Treasury secretary Henry Rotich has raised the red flag over the growing risk posed by loans guaranteed by taxpayers on Kenya’s budget in the event of defaults.
The outstanding loans guaranteed by the Treasury more than doubled in two and a half years through last December.
Latest statistics by the Treasury show the outstanding debt contracted by firms fully or majority-owned by the State stood at Sh141.45 billion in December 2018 from Sh133.80 billion a year earlier and Sh60.53 billion in June 2016.
“Under various enabling legislation establishing State corporations, the corporations are legal entities with the capacity to borrow or contract debts and other liabilities,” Mr Rotich says in the Medium Term Debt Management Strategy released last month.
“The government through the National Treasury on-lends to respective State corporations and these may constitute a potential source of fiscal risk.”
The Treasury last year guaranteed a $138 million (Sh14.01 billion) loan taken by electricity supplier Kenya Power #ticker:KPLC, adding to big-ticket loans it guaranteed Kenya Airways #ticker:KQ and KenGen #ticker:KEGN to procure in recent years.
Kenya Airways’ loans guaranteed by taxpayers remained unchanged at $750 million (Sh76.39 billion) last December compared with a year earlier, while State-guaranteed loans held by KenGen fell to $107 million (Sh10.86 billion) from Sh25.94 billion.
Guarantees to Kenya Ports Authority (KPA) declined to $331 million (Sh33.70 billion) in December 2018 from $230.24 million (Sh23.77 billion), while the long-standing State-guaranteed loan at Kenya Railways Corporation rose to $45 million (Sh4.58 billion) from $40 million (Sh4.13 billion).
Mr Rotich said the Sh139.54 billion guaranteed to the five firms were performing as of last December. However, ailing State-controlled firms such as Kenya Broadcasting Corporation, East African Portland Cement #ticker:PORT and Tana & Athi Rivers Development Authority have failed to service past loans they procured from Japan International Cooperation Agency, a liability passed onto taxpayers.
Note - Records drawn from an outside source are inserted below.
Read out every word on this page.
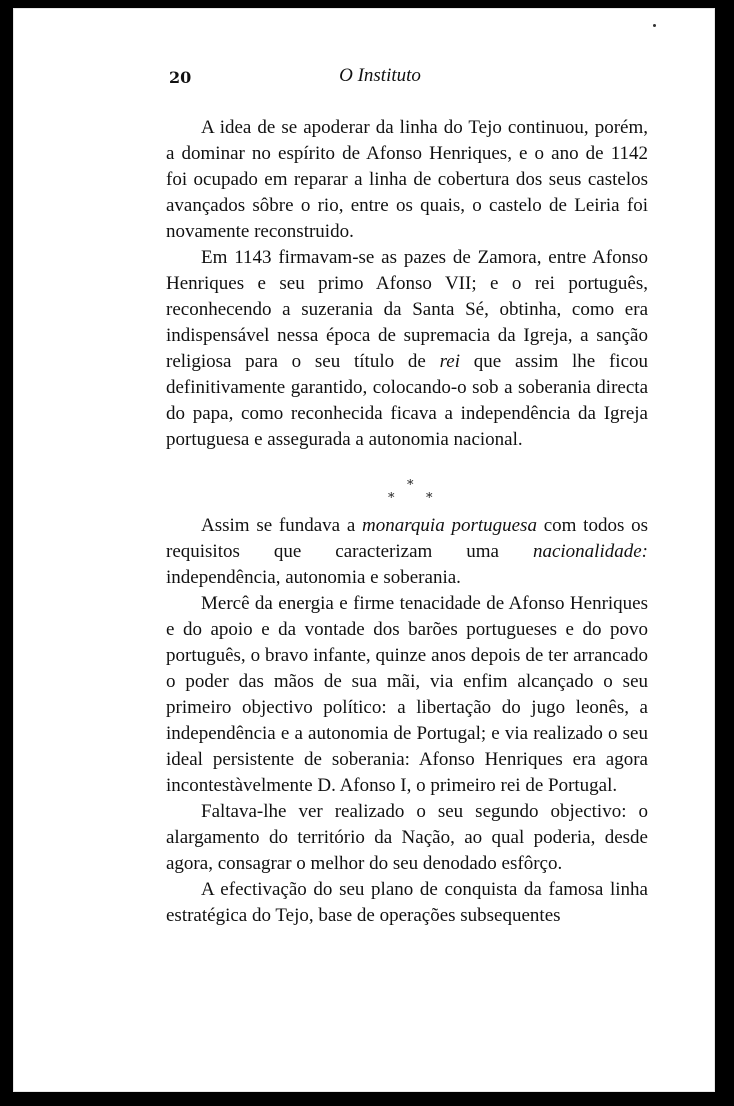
20	O Instituto

A idea de se apoderar da linha do Tejo continuou, porém, a dominar no espírito de Afonso Henriques, e o ano de 1142 foi ocupado em reparar a linha de cobertura dos seus castelos avançados sôbre o rio, entre os quais, o castelo de Leiria foi novamente reconstruido.

Em 1143 firmavam-se as pazes de Zamora, entre Afonso Henriques e seu primo Afonso VII; e o rei português, reconhecendo a suzerania da Santa Sé, obtinha, como era indispensável nessa época de supremacia da Igreja, a sanção religiosa para o seu título de rei que assim lhe ficou definitivamente garantido, colocando-o sob a soberania directa do papa, como reconhecida ficava a independência da Igreja portuguesa e assegurada a autonomia nacional.

*
* *

Assim se fundava a monarquia portuguesa com todos os requisitos que caracterizam uma nacionalidade: independência, autonomia e soberania.

Mercê da energia e firme tenacidade de Afonso Henriques e do apoio e da vontade dos barões portugueses e do povo português, o bravo infante, quinze anos depois de ter arrancado o poder das mãos de sua mãi, via enfim alcançado o seu primeiro objectivo político: a libertação do jugo leonês, a independência e a autonomia de Portugal; e via realizado o seu ideal persistente de soberania: Afonso Henriques era agora incontestàvelmente D. Afonso I, o primeiro rei de Portugal.

Faltava-lhe ver realizado o seu segundo objectivo: o alargamento do território da Nação, ao qual poderia, desde agora, consagrar o melhor do seu denodado esfôrço.

A efectivação do seu plano de conquista da famosa linha estratégica do Tejo, base de operações subsequentes
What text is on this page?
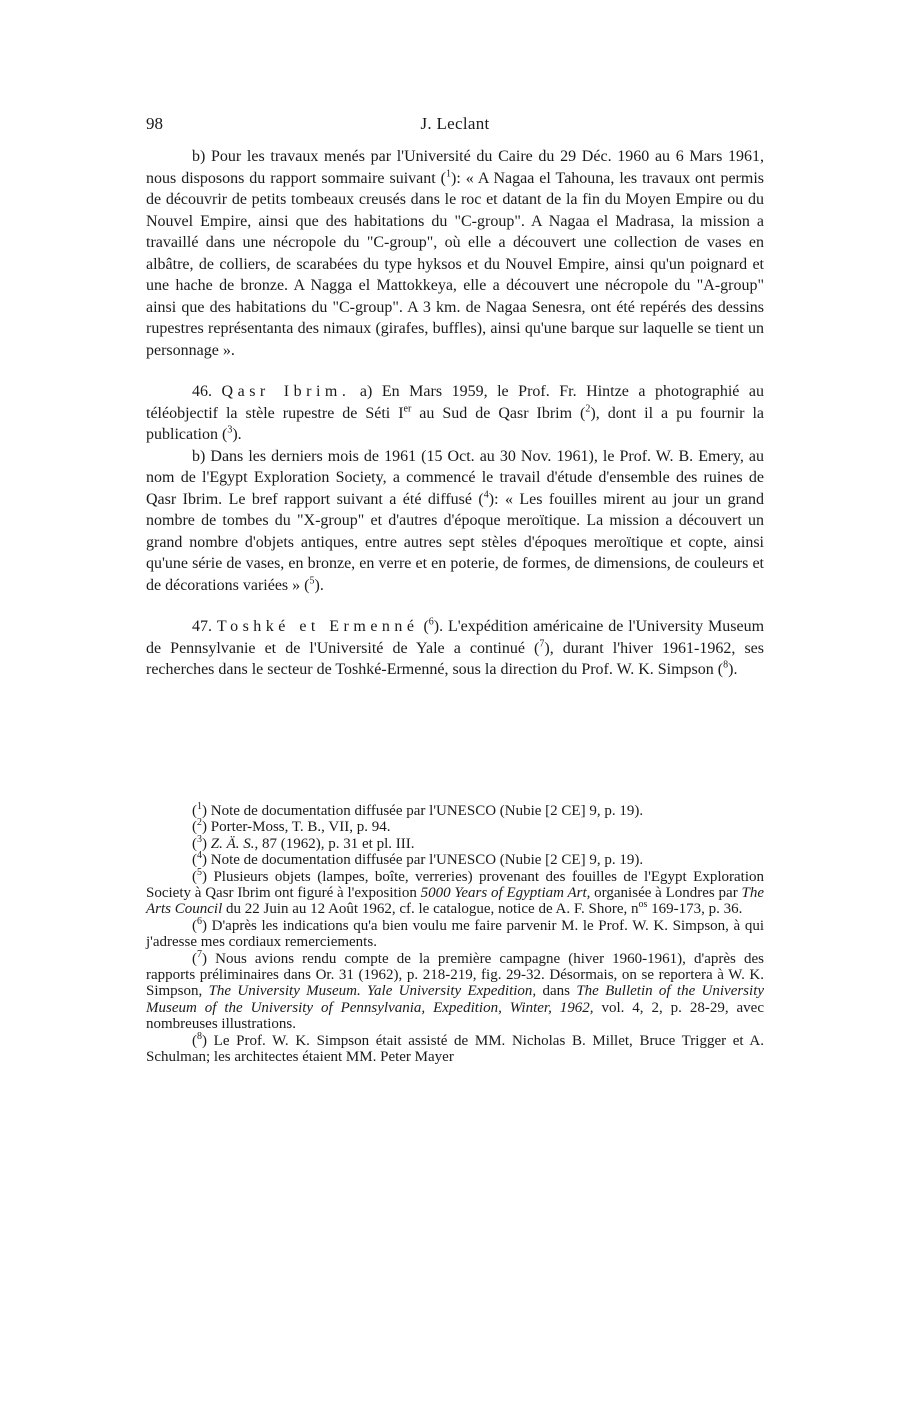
98	J. Leclant

b) Pour les travaux menés par l'Université du Caire du 29 Déc. 1960 au 6 Mars 1961, nous disposons du rapport sommaire suivant ($^1$): « A Nagaa el Tahouna, les travaux ont permis de découvrir de petits tombeaux creusés dans le roc et datant de la fin du Moyen Empire ou du Nouvel Empire, ainsi que des habitations du "C-group". A Nagaa el Madrasa, la mission a travaillé dans une nécropole du "C-group", où elle a découvert une collection de vases en albâtre, de colliers, de scarabées du type hyksos et du Nouvel Empire, ainsi qu'un poignard et une hache de bronze. A Nagga el Mattokkeya, elle a découvert une nécropole du "A-group" ainsi que des habitations du "C-group". A 3 km. de Nagaa Senesra, ont été repérés des dessins rupestres représentanta des nimaux (girafes, buffles), ainsi qu'une barque sur laquelle se tient un personnage ».

46. Qasr Ibrim. a) En Mars 1959, le Prof. Fr. Hintze a photographié au téléobjectif la stèle rupestre de Séti Ier au Sud de Qasr Ibrim ($^2$), dont il a pu fournir la publication ($^3$).

b) Dans les derniers mois de 1961 (15 Oct. au 30 Nov. 1961), le Prof. W. B. Emery, au nom de l'Egypt Exploration Society, a commencé le travail d'étude d'ensemble des ruines de Qasr Ibrim. Le bref rapport suivant a été diffusé ($^4$): « Les fouilles mirent au jour un grand nombre de tombes du "X-group" et d'autres d'époque meroïtique. La mission a découvert un grand nombre d'objets antiques, entre autres sept stèles d'époques meroïtique et copte, ainsi qu'une série de vases, en bronze, en verre et en poterie, de formes, de dimensions, de couleurs et de décorations variées » ($^5$).

47. Toshké et Ermenné ($^6$). L'expédition américaine de l'University Museum de Pennsylvanie et de l'Université de Yale a continué ($^7$), durant l'hiver 1961-1962, ses recherches dans le secteur de Toshké-Ermenné, sous la direction du Prof. W. K. Simpson ($^8$).

($^1$) Note de documentation diffusée par l'UNESCO (Nubie [2 CE] 9, p. 19).

($^2$) Porter-Moss, T. B., VII, p. 94.

($^3$) Z. Ä. S., 87 (1962), p. 31 et pl. III.

($^4$) Note de documentation diffusée par l'UNESCO (Nubie [2 CE] 9, p. 19).

($^5$) Plusieurs objets (lampes, boîte, verreries) provenant des fouilles de l'Egypt Exploration Society à Qasr Ibrim ont figuré à l'exposition 5000 Years of Egyptiam Art, organisée à Londres par The Arts Council du 22 Juin au 12 Août 1962, cf. le catalogue, notice de A. F. Shore, $n^{os}$ 169-173, p. 36.

($^6$) D'après les indications qu'a bien voulu me faire parvenir M. le Prof. W. K. Simpson, à qui j'adresse mes cordiaux remerciements.

($^7$) Nous avions rendu compte de la première campagne (hiver 1960-1961), d'après des rapports préliminaires dans Or. 31 (1962), p. 218-219, fig. 29-32. Désormais, on se reportera à W. K. Simpson, The University Museum. Yale University Expedition, dans The Bulletin of the University Museum of the University of Pennsylvania, Expedition, Winter, 1962, vol. 4, 2, p. 28-29, avec nombreuses illustrations.

($^8$) Le Prof. W. K. Simpson était assisté de MM. Nicholas B. Millet, Bruce Trigger et A. Schulman; les architectes étaient MM. Peter Mayer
By last December, non-performing loans held by the three firms were Sh1.92 billion, reduced from Sh2.54 billion in December 2017 and Sh4.82 billion in June 2016.
The stock of State-backed debt held by the KBC, which dates nearly 20 years back, reduced to Sh696 million in December 2018 from Sh1.033 billion a year earlier and Sh2.22 billion in June 2016.